I think it's the same as asking whether the Banach space of continuous real valued functions has the "weak Banach-Saks property", but I was unable to find out the answer.
 A: That $C[0,1]$ fails the weak Banach Saks property appears as problem 17 in chapter VII in Joseph Diestel's Sequences and Series in Banach Spaces.
The problem gives an outline:
1) For $k$ a fixed positive integer, construct a nonnegative sequence $(g_n^k)_n$ in $B(C[0,1])$ satisfying:


*

*$g_n^k(t)=0$ if $t\notin ((k-1)/k, k/(k+1))$.

*$(g_n^k)$ converges pointwise to 0 on $[0,1]$.

*If $n_1<n_2<\cdots<n_k$, then there is an $a\in[0,1]$ with $g_{n_1}^k(a)=g_{n_2}^k(a)=\cdots=g_{n_k}^k(a)=1$.


2) Define $f_n=g_n^1+g_n^2+\cdots+g_n^n$. Show that:


*

*$(f_n)$ is weakly null in $C[0,1]$ (which is equivalent to saying $(f_n)$ converges pointwise to 0 and is bounded).

*If $n_1<n_2<\cdots<n_m<n_{m+1}<\cdots< n_{2m}$, then $(f_{n_1}+\cdots f_{n_{2m}})(t)\ge {1\over 2}$ for all $t\in[0,1]$ 
(I believe Diestel has a typo here, it should be $\ge m/2$ for some $t\in[0,1]$).

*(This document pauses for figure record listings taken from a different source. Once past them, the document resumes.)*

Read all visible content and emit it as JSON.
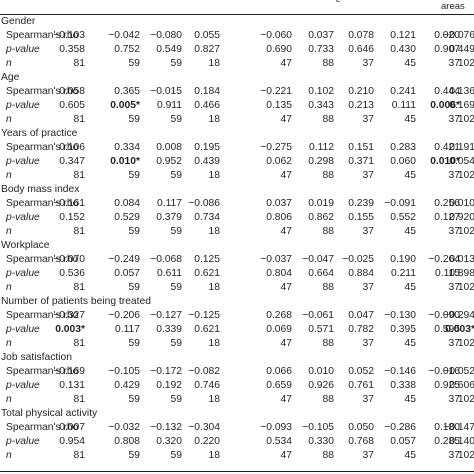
{
  "header": {
    "partial_fragment": "ε",
    "last_column_label": "areas"
  },
  "sections": [
    {
      "title": "Gender",
      "rows": [
        {
          "label": "Spearman's rho",
          "italic": false,
          "cells": [
            {
              "v": "−0.103"
            },
            {
              "v": "−0.042"
            },
            {
              "v": "−0.080"
            },
            {
              "v": "0.055"
            },
            {
              "v": "−0.060"
            },
            {
              "v": "0.037"
            },
            {
              "v": "0.078"
            },
            {
              "v": "0.121"
            },
            {
              "v": "0.020"
            },
            {
              "v": "−0.076"
            }
          ]
        },
        {
          "label": "p-value",
          "italic": true,
          "cells": [
            {
              "v": "0.358"
            },
            {
              "v": "0.752"
            },
            {
              "v": "0.549"
            },
            {
              "v": "0.827"
            },
            {
              "v": "0.690"
            },
            {
              "v": "0.733"
            },
            {
              "v": "0.646"
            },
            {
              "v": "0.430"
            },
            {
              "v": "0.907"
            },
            {
              "v": "0.449"
            }
          ]
        },
        {
          "label": "n",
          "italic": true,
          "cells": [
            {
              "v": "81"
            },
            {
              "v": "59"
            },
            {
              "v": "59"
            },
            {
              "v": "18"
            },
            {
              "v": "47"
            },
            {
              "v": "88"
            },
            {
              "v": "37"
            },
            {
              "v": "45"
            },
            {
              "v": "37"
            },
            {
              "v": "102"
            }
          ]
        }
      ]
    },
    {
      "title": "Age",
      "rows": [
        {
          "label": "Spearman's rho",
          "italic": false,
          "cells": [
            {
              "v": "0.058"
            },
            {
              "v": "0.365"
            },
            {
              "v": "−0.015"
            },
            {
              "v": "0.184"
            },
            {
              "v": "−0.221"
            },
            {
              "v": "0.102"
            },
            {
              "v": "0.210"
            },
            {
              "v": "0.241"
            },
            {
              "v": "0.444"
            },
            {
              "v": "0.136"
            }
          ]
        },
        {
          "label": "p-value",
          "italic": true,
          "cells": [
            {
              "v": "0.605"
            },
            {
              "v": "0.005*",
              "b": true
            },
            {
              "v": "0.911"
            },
            {
              "v": "0.466"
            },
            {
              "v": "0.135"
            },
            {
              "v": "0.343"
            },
            {
              "v": "0.213"
            },
            {
              "v": "0.111"
            },
            {
              "v": "0.006*",
              "b": true
            },
            {
              "v": "0.169"
            }
          ]
        },
        {
          "label": "n",
          "italic": true,
          "cells": [
            {
              "v": "81"
            },
            {
              "v": "59"
            },
            {
              "v": "59"
            },
            {
              "v": "18"
            },
            {
              "v": "47"
            },
            {
              "v": "88"
            },
            {
              "v": "37"
            },
            {
              "v": "45"
            },
            {
              "v": "37"
            },
            {
              "v": "102"
            }
          ]
        }
      ]
    },
    {
      "title": "Years of practice",
      "rows": [
        {
          "label": "Spearman's rho",
          "italic": false,
          "cells": [
            {
              "v": "0.106"
            },
            {
              "v": "0.334"
            },
            {
              "v": "0.008"
            },
            {
              "v": "0.195"
            },
            {
              "v": "−0.275"
            },
            {
              "v": "0.112"
            },
            {
              "v": "0.151"
            },
            {
              "v": "0.283"
            },
            {
              "v": "0.421"
            },
            {
              "v": "0.191"
            }
          ]
        },
        {
          "label": "p-value",
          "italic": true,
          "cells": [
            {
              "v": "0.347"
            },
            {
              "v": "0.010*",
              "b": true
            },
            {
              "v": "0.952"
            },
            {
              "v": "0.439"
            },
            {
              "v": "0.062"
            },
            {
              "v": "0.298"
            },
            {
              "v": "0.371"
            },
            {
              "v": "0.060"
            },
            {
              "v": "0.010*",
              "b": true
            },
            {
              "v": "0.054"
            }
          ]
        },
        {
          "label": "n",
          "italic": true,
          "cells": [
            {
              "v": "81"
            },
            {
              "v": "59"
            },
            {
              "v": "59"
            },
            {
              "v": "18"
            },
            {
              "v": "47"
            },
            {
              "v": "88"
            },
            {
              "v": "37"
            },
            {
              "v": "45"
            },
            {
              "v": "37"
            },
            {
              "v": "102"
            }
          ]
        }
      ]
    },
    {
      "title": "Body mass index",
      "rows": [
        {
          "label": "Spearman's rho",
          "italic": false,
          "cells": [
            {
              "v": "−0.161"
            },
            {
              "v": "0.084"
            },
            {
              "v": "0.117"
            },
            {
              "v": "−0.086"
            },
            {
              "v": "0.037"
            },
            {
              "v": "0.019"
            },
            {
              "v": "0.239"
            },
            {
              "v": "−0.091"
            },
            {
              "v": "0.256"
            },
            {
              "v": "0.010"
            }
          ]
        },
        {
          "label": "p-value",
          "italic": true,
          "cells": [
            {
              "v": "0.152"
            },
            {
              "v": "0.529"
            },
            {
              "v": "0.379"
            },
            {
              "v": "0.734"
            },
            {
              "v": "0.806"
            },
            {
              "v": "0.862"
            },
            {
              "v": "0.155"
            },
            {
              "v": "0.552"
            },
            {
              "v": "0.127"
            },
            {
              "v": "0.920"
            }
          ]
        },
        {
          "label": "n",
          "italic": true,
          "cells": [
            {
              "v": "81"
            },
            {
              "v": "59"
            },
            {
              "v": "59"
            },
            {
              "v": "18"
            },
            {
              "v": "47"
            },
            {
              "v": "88"
            },
            {
              "v": "37"
            },
            {
              "v": "45"
            },
            {
              "v": "37"
            },
            {
              "v": "102"
            }
          ]
        }
      ]
    },
    {
      "title": "Workplace",
      "rows": [
        {
          "label": "Spearman's rho",
          "italic": false,
          "cells": [
            {
              "v": "−0.070"
            },
            {
              "v": "−0.249"
            },
            {
              "v": "−0.068"
            },
            {
              "v": "0.125"
            },
            {
              "v": "−0.037"
            },
            {
              "v": "−0.047"
            },
            {
              "v": "−0.025"
            },
            {
              "v": "0.190"
            },
            {
              "v": "−0.264"
            },
            {
              "v": "0.013"
            }
          ]
        },
        {
          "label": "p-value",
          "italic": true,
          "cells": [
            {
              "v": "0.536"
            },
            {
              "v": "0.057"
            },
            {
              "v": "0.611"
            },
            {
              "v": "0.621"
            },
            {
              "v": "0.804"
            },
            {
              "v": "0.664"
            },
            {
              "v": "0.884"
            },
            {
              "v": "0.211"
            },
            {
              "v": "0.115"
            },
            {
              "v": "0.898"
            }
          ]
        },
        {
          "label": "n",
          "italic": true,
          "cells": [
            {
              "v": "81"
            },
            {
              "v": "59"
            },
            {
              "v": "59"
            },
            {
              "v": "18"
            },
            {
              "v": "47"
            },
            {
              "v": "88"
            },
            {
              "v": "37"
            },
            {
              "v": "45"
            },
            {
              "v": "37"
            },
            {
              "v": "102"
            }
          ]
        }
      ]
    },
    {
      "title": "Number of patients being treated",
      "rows": [
        {
          "label": "Spearman's rho",
          "italic": false,
          "cells": [
            {
              "v": "−0.327"
            },
            {
              "v": "−0.206"
            },
            {
              "v": "−0.127"
            },
            {
              "v": "−0.125"
            },
            {
              "v": "0.268"
            },
            {
              "v": "−0.061"
            },
            {
              "v": "0.047"
            },
            {
              "v": "−0.130"
            },
            {
              "v": "−0.090"
            },
            {
              "v": "−0.294"
            }
          ]
        },
        {
          "label": "p-value",
          "italic": true,
          "cells": [
            {
              "v": "0.003*",
              "b": true
            },
            {
              "v": "0.117"
            },
            {
              "v": "0.339"
            },
            {
              "v": "0.621"
            },
            {
              "v": "0.069"
            },
            {
              "v": "0.571"
            },
            {
              "v": "0.782"
            },
            {
              "v": "0.395"
            },
            {
              "v": "0.595"
            },
            {
              "v": "0.003*",
              "b": true
            }
          ]
        },
        {
          "label": "n",
          "italic": true,
          "cells": [
            {
              "v": "81"
            },
            {
              "v": "59"
            },
            {
              "v": "59"
            },
            {
              "v": "18"
            },
            {
              "v": "47"
            },
            {
              "v": "88"
            },
            {
              "v": "37"
            },
            {
              "v": "45"
            },
            {
              "v": "37"
            },
            {
              "v": "102"
            }
          ]
        }
      ]
    },
    {
      "title": "Job satisfaction",
      "rows": [
        {
          "label": "Spearman's rho",
          "italic": false,
          "cells": [
            {
              "v": "−0.169"
            },
            {
              "v": "−0.105"
            },
            {
              "v": "−0.172"
            },
            {
              "v": "−0.082"
            },
            {
              "v": "0.066"
            },
            {
              "v": "0.010"
            },
            {
              "v": "0.052"
            },
            {
              "v": "−0.146"
            },
            {
              "v": "−0.016"
            },
            {
              "v": "−0.052"
            }
          ]
        },
        {
          "label": "p-value",
          "italic": true,
          "cells": [
            {
              "v": "0.131"
            },
            {
              "v": "0.429"
            },
            {
              "v": "0.192"
            },
            {
              "v": "0.746"
            },
            {
              "v": "0.659"
            },
            {
              "v": "0.926"
            },
            {
              "v": "0.761"
            },
            {
              "v": "0.338"
            },
            {
              "v": "0.925"
            },
            {
              "v": "0.606"
            }
          ]
        },
        {
          "label": "n",
          "italic": true,
          "cells": [
            {
              "v": "81"
            },
            {
              "v": "59"
            },
            {
              "v": "59"
            },
            {
              "v": "18"
            },
            {
              "v": "47"
            },
            {
              "v": "88"
            },
            {
              "v": "37"
            },
            {
              "v": "45"
            },
            {
              "v": "37"
            },
            {
              "v": "102"
            }
          ]
        }
      ]
    },
    {
      "title": "Total physical activity",
      "rows": [
        {
          "label": "Spearman's rho",
          "italic": false,
          "cells": [
            {
              "v": "0.007"
            },
            {
              "v": "−0.032"
            },
            {
              "v": "−0.132"
            },
            {
              "v": "−0.304"
            },
            {
              "v": "−0.093"
            },
            {
              "v": "−0.105"
            },
            {
              "v": "0.050"
            },
            {
              "v": "−0.286"
            },
            {
              "v": "0.180"
            },
            {
              "v": "−0.147"
            }
          ]
        },
        {
          "label": "p-value",
          "italic": true,
          "cells": [
            {
              "v": "0.954"
            },
            {
              "v": "0.808"
            },
            {
              "v": "0.320"
            },
            {
              "v": "0.220"
            },
            {
              "v": "0.534"
            },
            {
              "v": "0.330"
            },
            {
              "v": "0.768"
            },
            {
              "v": "0.057"
            },
            {
              "v": "0.285"
            },
            {
              "v": "0.140"
            }
          ]
        },
        {
          "label": "n",
          "italic": true,
          "cells": [
            {
              "v": "81"
            },
            {
              "v": "59"
            },
            {
              "v": "59"
            },
            {
              "v": "18"
            },
            {
              "v": "47"
            },
            {
              "v": "88"
            },
            {
              "v": "37"
            },
            {
              "v": "45"
            },
            {
              "v": "37"
            },
            {
              "v": "102"
            }
          ]
        }
      ]
    }
  ]
}
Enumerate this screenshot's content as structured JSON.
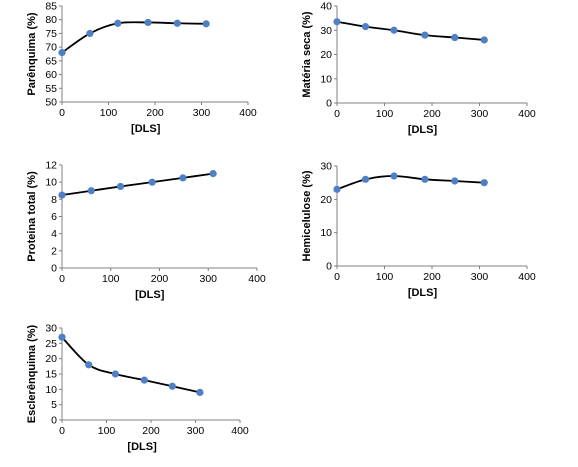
{
  "chart_data": [
    {
      "type": "line",
      "xlabel": "[DLS]",
      "ylabel": "Parênquima (%)",
      "xlim": [
        0,
        400
      ],
      "ylim": [
        50,
        85
      ],
      "xticks": [
        0,
        100,
        200,
        300,
        400
      ],
      "yticks": [
        50,
        55,
        60,
        65,
        70,
        75,
        80,
        85
      ],
      "grid": false,
      "series": [
        {
          "x": [
            0,
            60,
            120,
            185,
            248,
            310
          ],
          "y": [
            68,
            75,
            78.7,
            79,
            78.7,
            78.5
          ]
        }
      ]
    },
    {
      "type": "line",
      "xlabel": "[DLS]",
      "ylabel": "Matéria seca (%)",
      "xlim": [
        0,
        400
      ],
      "ylim": [
        0,
        40
      ],
      "xticks": [
        0,
        100,
        200,
        300,
        400
      ],
      "yticks": [
        0,
        10,
        20,
        30,
        40
      ],
      "grid": false,
      "series": [
        {
          "x": [
            0,
            60,
            120,
            185,
            248,
            310
          ],
          "y": [
            33.5,
            31.5,
            30,
            28,
            27,
            26
          ]
        }
      ]
    },
    {
      "type": "line",
      "xlabel": "[DLS]",
      "ylabel": "Proteina total (%)",
      "xlim": [
        0,
        400
      ],
      "ylim": [
        0,
        12
      ],
      "xticks": [
        0,
        100,
        200,
        300,
        400
      ],
      "yticks": [
        0,
        2,
        4,
        6,
        8,
        10,
        12
      ],
      "grid": false,
      "series": [
        {
          "x": [
            0,
            60,
            120,
            185,
            248,
            310
          ],
          "y": [
            8.5,
            9,
            9.5,
            10,
            10.5,
            11
          ]
        }
      ]
    },
    {
      "type": "line",
      "xlabel": "[DLS]",
      "ylabel": "Hemicelulose (%)",
      "xlim": [
        0,
        400
      ],
      "ylim": [
        0,
        30
      ],
      "xticks": [
        0,
        100,
        200,
        300,
        400
      ],
      "yticks": [
        0,
        10,
        20,
        30
      ],
      "grid": false,
      "series": [
        {
          "x": [
            0,
            60,
            120,
            185,
            248,
            310
          ],
          "y": [
            23,
            26,
            27,
            26,
            25.5,
            25
          ]
        }
      ]
    },
    {
      "type": "line",
      "xlabel": "[DLS]",
      "ylabel": "Esclerênquima (%)",
      "xlim": [
        0,
        400
      ],
      "ylim": [
        0,
        30
      ],
      "xticks": [
        0,
        100,
        200,
        300,
        400
      ],
      "yticks": [
        0,
        5,
        10,
        15,
        20,
        25,
        30
      ],
      "grid": false,
      "series": [
        {
          "x": [
            0,
            60,
            120,
            185,
            248,
            310
          ],
          "y": [
            27,
            18,
            15,
            13,
            11,
            9
          ]
        }
      ]
    }
  ],
  "colors": {
    "line": "#000000",
    "marker": "#4f7fc4",
    "axis": "#808080"
  }
}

This was first proved by J. Schreier in Ein Gegenbeispiel zur Theorie der schwachen Konvergence, Studia Math. 2 (1930), 58–62.
 H. P. Rosenthal's article in volume 2 of  Handbook of the Geometry of Banach Spaces (proposition 4.21, page 1585) may also be helpful.